We might discern the possibility of more substantive—if veiled—engagement with Cather’s ideas in an article Akins wrote for Vogue in 1953 about the value of a “big” and over-furnished house. Writing six years after Cather’s death and sixteen years after the publication of her artistic credo “The Novel Démeublé [Unfurnished],” Akins argues against domestic downsizing for aging women who live alone, in part because accumulated furnishings allow one to retain “associations and habits” and to “keep something of her own style . . . in these changing days.”[8] While Akins writes about lifestyle rather than literary form, the connection between furnishings and habits of mind recalls Cather’s vision for the modern novel: that writers “could throw all the furniture out of the window; and along with it, all the meaningless reiterations concerning physical sensations, all the tiresome old patterns, and leave the room as bare as the stage of a Greek theatre.”[9] Cather published this in a collection of essays titled Not Under Forty, which she described to Akins in 1937 as the closest she had come to “explaining” and “defending” her own art (something she advises Akins not to do for New York theater critics, who had written disparagingly about Akins’s work).[10]

The relationship between Cather and Akins can serve, I hope, as one example of the kind of feedback we might productively explore as we constantly negotiate the contours of modernism and its archives. Yet this case may serve not just as an illustrative example but also as an opening onto a wider network of feedback among women writers and artists. Akins’s penchant for receiving critique might have been fostered by her friendships in St. Louis (and after) with members of the Potter’s Wheel group, eight young women who created a monthly handcrafted magazine to be read among themselves, family, and friends. There was only one copy of each monthly issue (from 1904-1907), which circulated along with a separate blank book to be filled with written responses.[11] Akins wrote admiringly of “the Potters”[12] and introduced Cather to women who had been in the group, including the poet Sara Teasdale and Celia Harris. Correspondence among Cather, Akins, Teasdale, and Harris reveals circuitous, even gossipy, routes for feedback. For instance, Harris writes to Akins in 1919 about receiving a letter from Cather that praises Akins’s ideas and aptitude for playwriting.[13] If the feedback between Cather and Akins challenges us to reconstruct an archive, that archive is itself a part of a broader constellation. By attending to feedback among friends, we can excavate dynamic stories of modernist production across genres, geographic regions, and lives.   


Notes

[1] Willa Cather to Zoë Akins, Jan. 1914, ZA 2981, Zoë Akins Papers, The Huntington Library, San Marino, California. Published in The Selected Letters of Willa Cather, ed. Andrew Jewell and Janis Stout, New York: Vintage, 2013, 186.

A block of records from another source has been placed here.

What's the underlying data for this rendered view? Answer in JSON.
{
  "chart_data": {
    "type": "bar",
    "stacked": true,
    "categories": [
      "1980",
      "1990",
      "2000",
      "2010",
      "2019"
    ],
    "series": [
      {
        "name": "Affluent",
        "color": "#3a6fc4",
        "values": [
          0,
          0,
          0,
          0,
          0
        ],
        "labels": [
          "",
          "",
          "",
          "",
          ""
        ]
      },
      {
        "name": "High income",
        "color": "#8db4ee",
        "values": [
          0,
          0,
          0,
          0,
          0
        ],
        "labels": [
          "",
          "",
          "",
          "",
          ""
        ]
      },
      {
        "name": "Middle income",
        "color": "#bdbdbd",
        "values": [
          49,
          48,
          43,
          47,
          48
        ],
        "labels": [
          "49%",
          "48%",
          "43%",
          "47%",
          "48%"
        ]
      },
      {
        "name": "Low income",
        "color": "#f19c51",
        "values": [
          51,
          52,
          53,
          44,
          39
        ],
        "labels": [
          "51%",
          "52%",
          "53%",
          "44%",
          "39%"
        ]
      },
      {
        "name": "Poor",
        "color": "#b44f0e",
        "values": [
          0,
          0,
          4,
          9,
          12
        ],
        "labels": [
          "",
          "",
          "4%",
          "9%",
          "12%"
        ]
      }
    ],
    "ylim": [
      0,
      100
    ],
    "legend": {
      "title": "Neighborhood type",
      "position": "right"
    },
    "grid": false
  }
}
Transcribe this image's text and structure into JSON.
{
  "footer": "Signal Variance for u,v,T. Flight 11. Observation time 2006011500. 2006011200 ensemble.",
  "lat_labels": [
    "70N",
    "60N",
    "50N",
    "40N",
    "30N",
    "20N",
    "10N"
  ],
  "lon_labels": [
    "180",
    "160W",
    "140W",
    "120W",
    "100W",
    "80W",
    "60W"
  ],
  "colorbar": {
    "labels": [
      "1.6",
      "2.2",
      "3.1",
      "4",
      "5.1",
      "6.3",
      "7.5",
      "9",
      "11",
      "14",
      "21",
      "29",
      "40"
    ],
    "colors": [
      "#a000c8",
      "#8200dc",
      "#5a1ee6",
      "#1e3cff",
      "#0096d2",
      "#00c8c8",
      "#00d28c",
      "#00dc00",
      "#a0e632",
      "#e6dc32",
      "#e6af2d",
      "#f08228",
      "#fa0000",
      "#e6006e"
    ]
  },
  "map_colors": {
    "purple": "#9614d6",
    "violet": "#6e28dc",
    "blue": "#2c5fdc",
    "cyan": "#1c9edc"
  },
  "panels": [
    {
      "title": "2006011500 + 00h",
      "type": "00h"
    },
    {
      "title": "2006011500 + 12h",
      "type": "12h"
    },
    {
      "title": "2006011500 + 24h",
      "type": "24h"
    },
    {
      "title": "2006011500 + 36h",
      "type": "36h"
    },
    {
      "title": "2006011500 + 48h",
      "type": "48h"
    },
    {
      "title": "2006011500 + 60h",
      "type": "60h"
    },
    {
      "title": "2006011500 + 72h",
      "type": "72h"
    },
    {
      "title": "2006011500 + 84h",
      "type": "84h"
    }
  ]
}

[2] William J. Mann, Behind the Screen: How Gays and Lesbians Shaped Hollywood, 1910-1969 (New York: Penguin, 2002), 74-75.

[3] See the Willa Cather Archive for information about Cather’s letters: http://cather.unl.edu/completeletters.html.

[4] Akins, “To Willa Cather,” unpublished autobiographical essay, ca. 1949, ZA 557; and Akins, “Others than Myself: Some Memories,” unpublished autobiography, chapter 8, ca. 1953, ZA 385, Zoë Akins Papers.

[5] Cather to Akins, Jan. 27, 1909, ZA 2970, Zoë Akins Papers. Published in Selected Letters, 120-21.

[6] Cather to Akins, Nov. 1922, ZA 2988, Zoë Akins Papers.

[7] The Saturday Review of Literature, October 24, 1925, 252.

[8] Akins, “Keep That Big House IF,” Vogue, November 15, 1953, 146. 

[9] Cather, “The Novel Démeublé,” in Not Under Forty (New York: Alfred A. Knopf, 1936), 51.

[10] Cather to Akins, Oct. 28, 1937 [?], ZA 3037, Zoë Akins Papers. Published in Selected Letters, 536-37.

[11] One of these feedback notebooks is held in the Albert and Shirley Small Special Collections Library at the University of Virginia, in the Sara Teasdale Collection.

[12] Akins, “Others than Myself: Some Memories,” chapter 3.

[13] Celia E. Harris to Akins, Aug. 26, 1919, ZA 3651, Zoë Akins Collection.